BTG A WONDERFUL EXPERIENCE
One of my friend, who is a devotee gifted me a one year subscription of Bad To Godhead magazine. I went through the articles published in the last few issues like 'The Vedic Obsetver', 'Can you drive away the fog?' (November 2007). editorial section,etc. 'No Regrets' by Murari Gupta Dasa was the best article I found in the January 2008 issue.
Back to Godhead is a wonderful experience, espically for young devotees like me. It's refreshing and always new. The article published in the magazine are amazing. I am espically impressed by articles of Srila Prabhupada.
You always select good and exotic pictures for the cover page that attract devotees/non devotees to go for the magazine. Srila Prabhupada wanted this magazine to be even bigger than the TIMES magazine. I wish BTG all the best on its 60th Anniversary and 30th disappearence day of Srila Prabhupada.Please keep writing such good articles.
(Pranjal Joshi, Jaipur)
A recent BTG article entitled "Om Shanti Om" was based on a Hindi movie and it even contained a dialogue from the movie . Will this not encourage material interest arrong BTG readers? (Anonymous)

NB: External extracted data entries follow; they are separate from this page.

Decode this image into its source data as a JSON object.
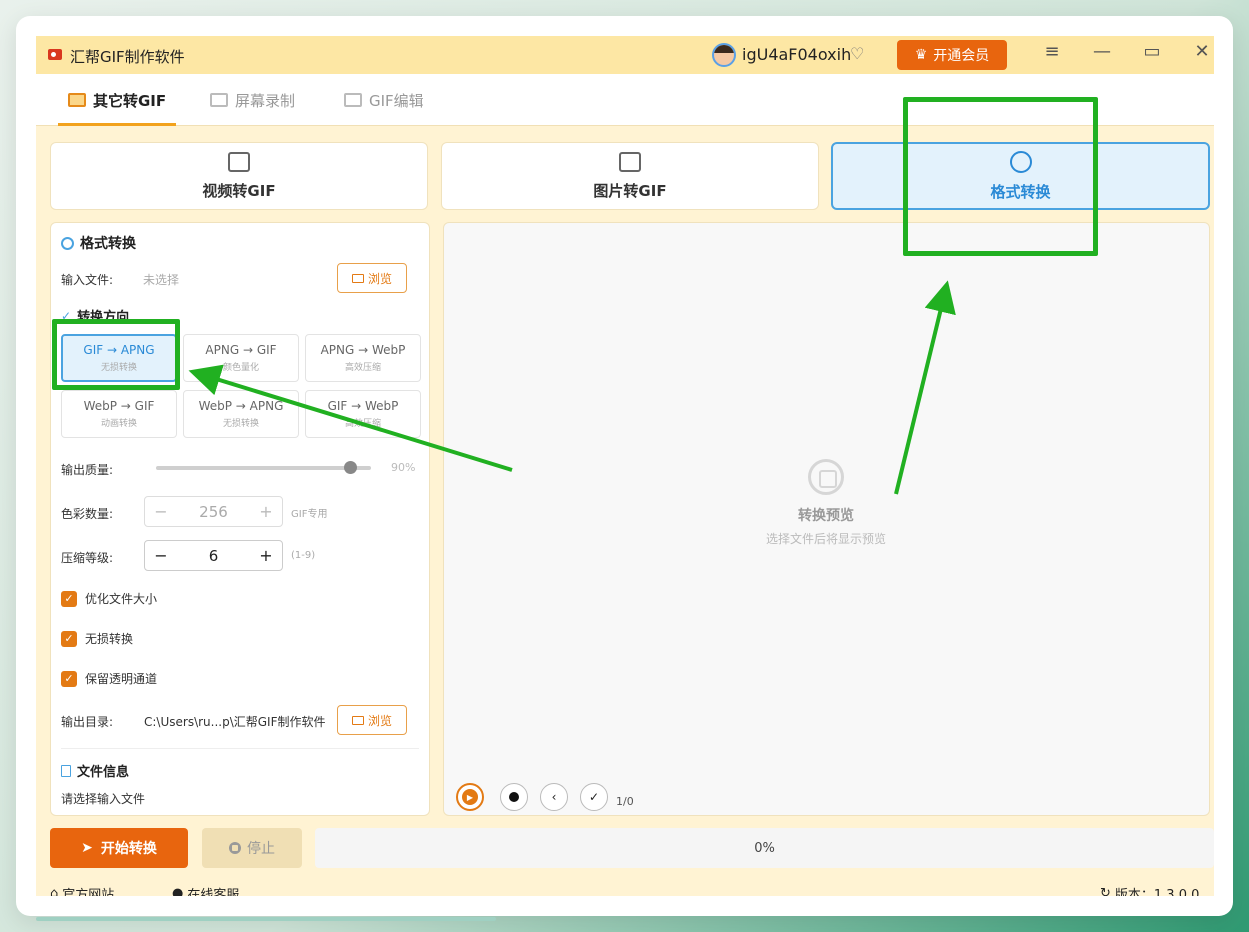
{
  "app": {
    "title": "汇帮GIF制作软件"
  },
  "header": {
    "username": "igU4aF04oxih",
    "vip_button": "开通会员"
  },
  "tabs": [
    {
      "label": "其它转GIF",
      "active": true
    },
    {
      "label": "屏幕录制",
      "active": false
    },
    {
      "label": "GIF编辑",
      "active": false
    }
  ],
  "modes": [
    {
      "label": "视频转GIF",
      "active": false
    },
    {
      "label": "图片转GIF",
      "active": false
    },
    {
      "label": "格式转换",
      "active": true
    }
  ],
  "panel": {
    "title": "格式转换",
    "input_label": "输入文件:",
    "input_value": "未选择",
    "browse": "浏览",
    "direction_title": "转换方向",
    "directions": [
      {
        "label": "GIF → APNG",
        "sub": "无损转换",
        "active": true
      },
      {
        "label": "APNG → GIF",
        "sub": "颜色量化",
        "active": false
      },
      {
        "label": "APNG → WebP",
        "sub": "高效压缩",
        "active": false
      },
      {
        "label": "WebP → GIF",
        "sub": "动画转换",
        "active": false
      },
      {
        "label": "WebP → APNG",
        "sub": "无损转换",
        "active": false
      },
      {
        "label": "GIF → WebP",
        "sub": "高效压缩",
        "active": false
      }
    ],
    "quality_label": "输出质量:",
    "quality_value": "90%",
    "quality_level": 0.9,
    "colors_label": "色彩数量:",
    "colors_value": "256",
    "colors_note": "GIF专用",
    "compress_label": "压缩等级:",
    "compress_value": "6",
    "compress_note": "(1-9)",
    "options": [
      {
        "label": "优化文件大小",
        "checked": true
      },
      {
        "label": "无损转换",
        "checked": true
      },
      {
        "label": "保留透明通道",
        "checked": true
      }
    ],
    "output_label": "输出目录:",
    "output_value": "C:\\Users\\ru...p\\汇帮GIF制作软件",
    "fileinfo_title": "文件信息",
    "fileinfo_value": "请选择输入文件"
  },
  "preview": {
    "title": "转换预览",
    "subtitle": "选择文件后将显示预览",
    "frame_count": "1/0"
  },
  "actions": {
    "start": "开始转换",
    "stop": "停止",
    "progress": "0%",
    "progress_value": 0
  },
  "status": {
    "website": "官方网站",
    "support": "在线客服",
    "version": "版本：1.3.0.0"
  },
  "colors": {
    "accent": "#e8650e",
    "highlight": "#21b021",
    "selected": "#4aa3e0"
  }
}
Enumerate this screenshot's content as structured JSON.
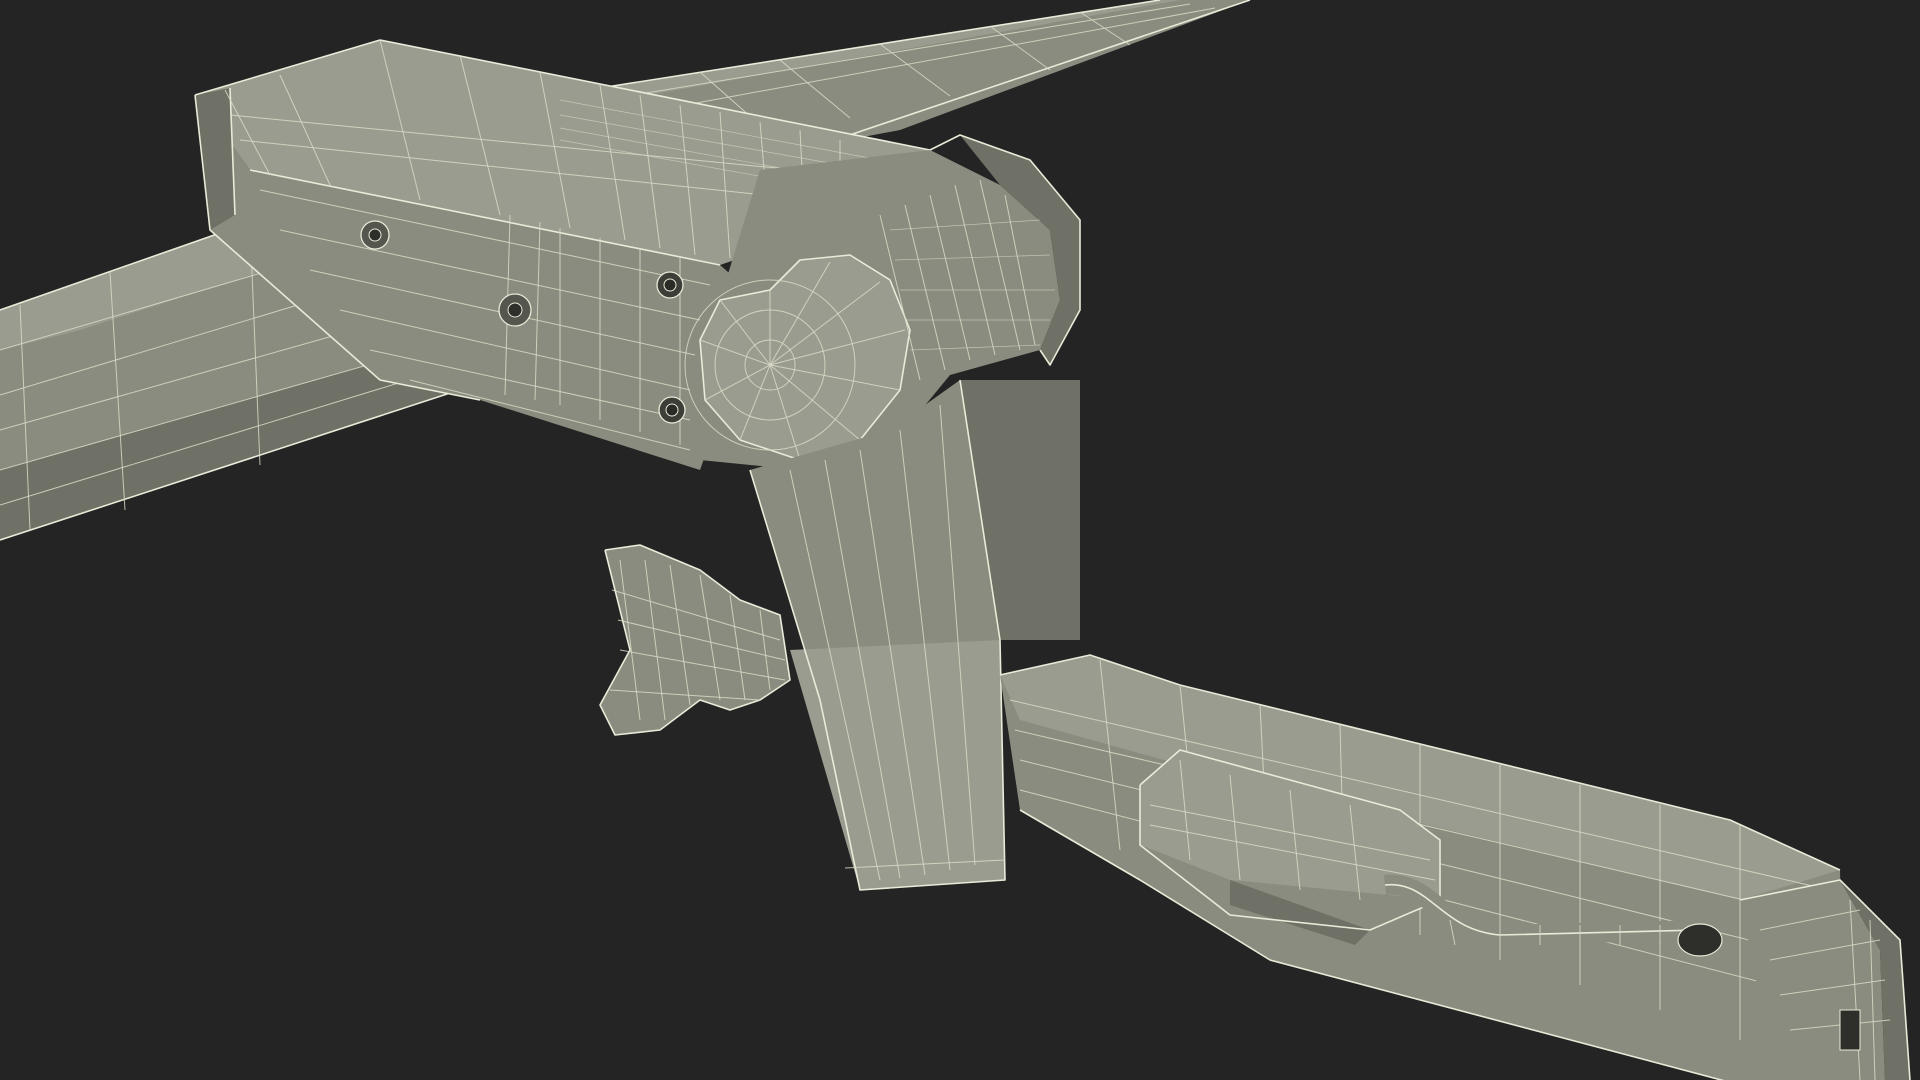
{
  "scene": {
    "subject": "wireframe-3d-model",
    "background_color": "#242424",
    "mesh_color": "#8a8c7f",
    "wire_color": "#e9ead8"
  }
}
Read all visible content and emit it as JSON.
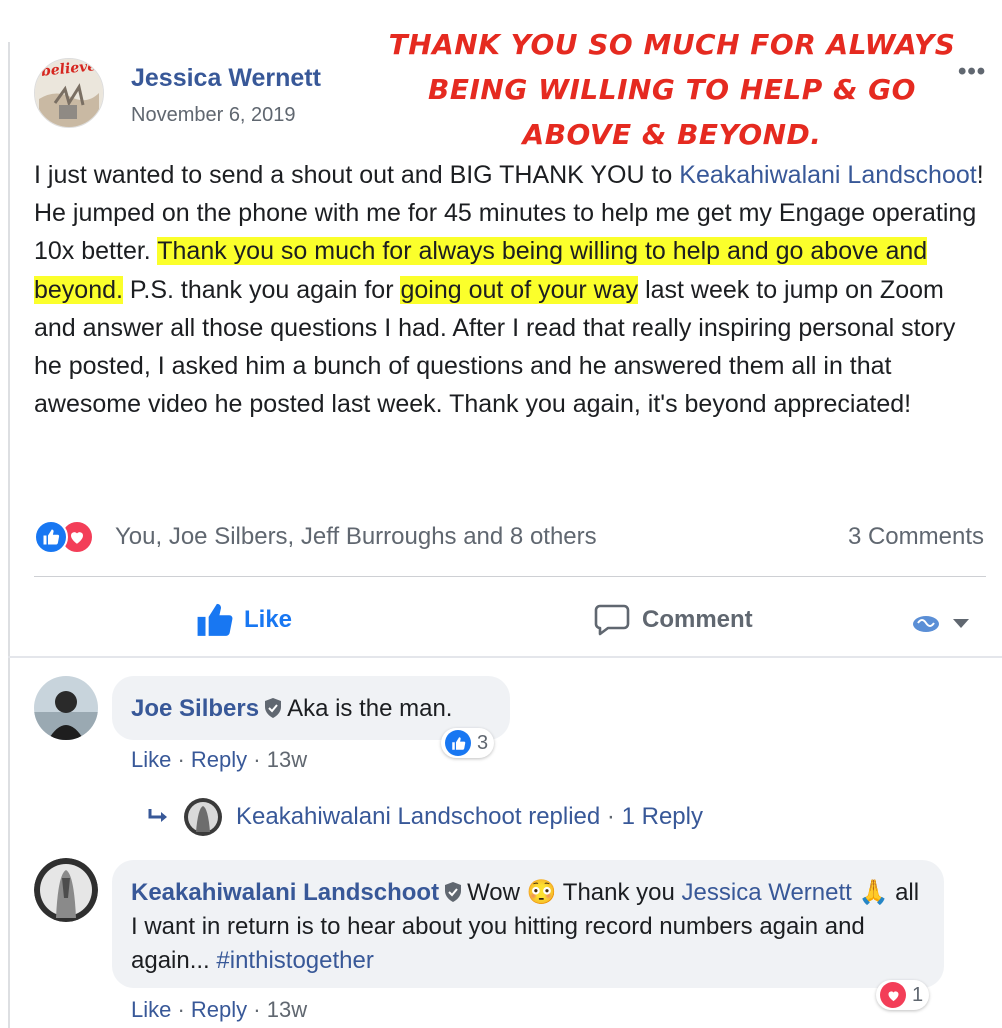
{
  "post": {
    "author": "Jessica Wernett",
    "date": "November 6, 2019",
    "more_label": "•••",
    "avatar_wordmark": "believe",
    "annotation_lines": [
      "THANK YOU SO MUCH FOR ALWAYS",
      "BEING WILLING TO HELP & GO",
      "ABOVE & BEYOND."
    ],
    "body": {
      "p1": "I just wanted to send a shout out and BIG THANK YOU to ",
      "mention": "Keakahiwalani Landschoot",
      "p2": "! He jumped on the phone with me for 45 minutes to help me get my Engage operating 10x better. ",
      "highlight1": "Thank you so much for always being willing to help and go above and beyond.",
      "p3": " P.S. thank you again for ",
      "highlight2": "going out of your way",
      "p4": " last week to jump on Zoom and answer all those questions I had. After I read that really inspiring personal story he posted, I asked him a bunch of questions and he answered them all in that awesome video he posted last week. Thank you again, it's beyond appreciated!"
    },
    "reactions_text": "You, Joe Silbers, Jeff Burroughs and 8 others",
    "comments_count": "3 Comments",
    "actions": {
      "like": "Like",
      "comment": "Comment"
    }
  },
  "comments": [
    {
      "author": "Joe Silbers",
      "text": "Aka is the man.",
      "like": "Like",
      "reply": "Reply",
      "time": "13w",
      "reaction_count": "3",
      "replies_label": "Keakahiwalani Landschoot replied",
      "replies_count": "1 Reply"
    },
    {
      "author": "Keakahiwalani Landschoot",
      "text_a": "Wow",
      "emoji_a": "😳",
      "text_b": "Thank you",
      "mention": "Jessica Wernett",
      "emoji_b": "🙏",
      "text_c": "all I want in return is to hear about you hitting record numbers again and again...",
      "hashtag": "#inthistogether",
      "like": "Like",
      "reply": "Reply",
      "time": "13w",
      "reaction_count": "1"
    }
  ],
  "colors": {
    "link": "#385898",
    "highlight": "#fbff2b",
    "like_blue": "#1877f2",
    "love_red": "#f33e58",
    "annotation_red": "#e52a20"
  }
}
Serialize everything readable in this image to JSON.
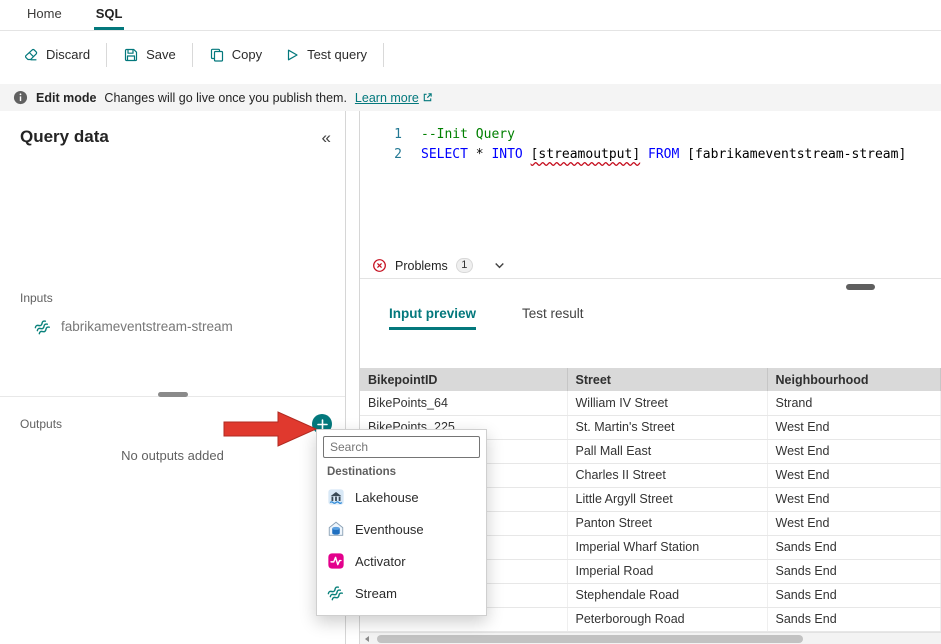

Caitanya Carana Dasa, the author of the article, replies:I myself didn't see the movie; I am a brahmacari at ISKCON, Pune and have neither the time nor the interert to squander a colossal three hours on a movie. A devotee friend told me about the movie, mailed me a review of the movie from the net and told me about the dialogue.
Why did I choose this movie as an article topic? Often people think of spirituality as abstract, irrelevant and unrelated to their daily ''real'' lives. Therefore the resourceful spiritual teacher tries to connect with Krsna the mundane things that people are enamored by. By talking about the movie, I could get the attention of people and then guide that attention towards spiritual wisdom. And the strategy worked; my website, thespiritualscientist.com, recorded many more visitors after this article was posted as compared to after the posting of other articles.
This is the principle of yukta-vairagya taught by Rupa Goswami: use material resources in Krsna's service, instead of rejecting as mundane. If somebody rationalizes his own materialistic agenda after seeing the opulence used for the Krsna, then this misdirected desire is due entirely to his own misuse of free will. If after seeing the magnificent architecture of a temple, people become greedy to to build a similar house for themselves, can the temple builder be blamed for causing greed among the visitors? If after seeing the gorgeous Dress of the deities, somebody wants to dress himself (or his spouse) similarly, can the pujans be blamed for creating material desires in them? The same logic holds true for my article.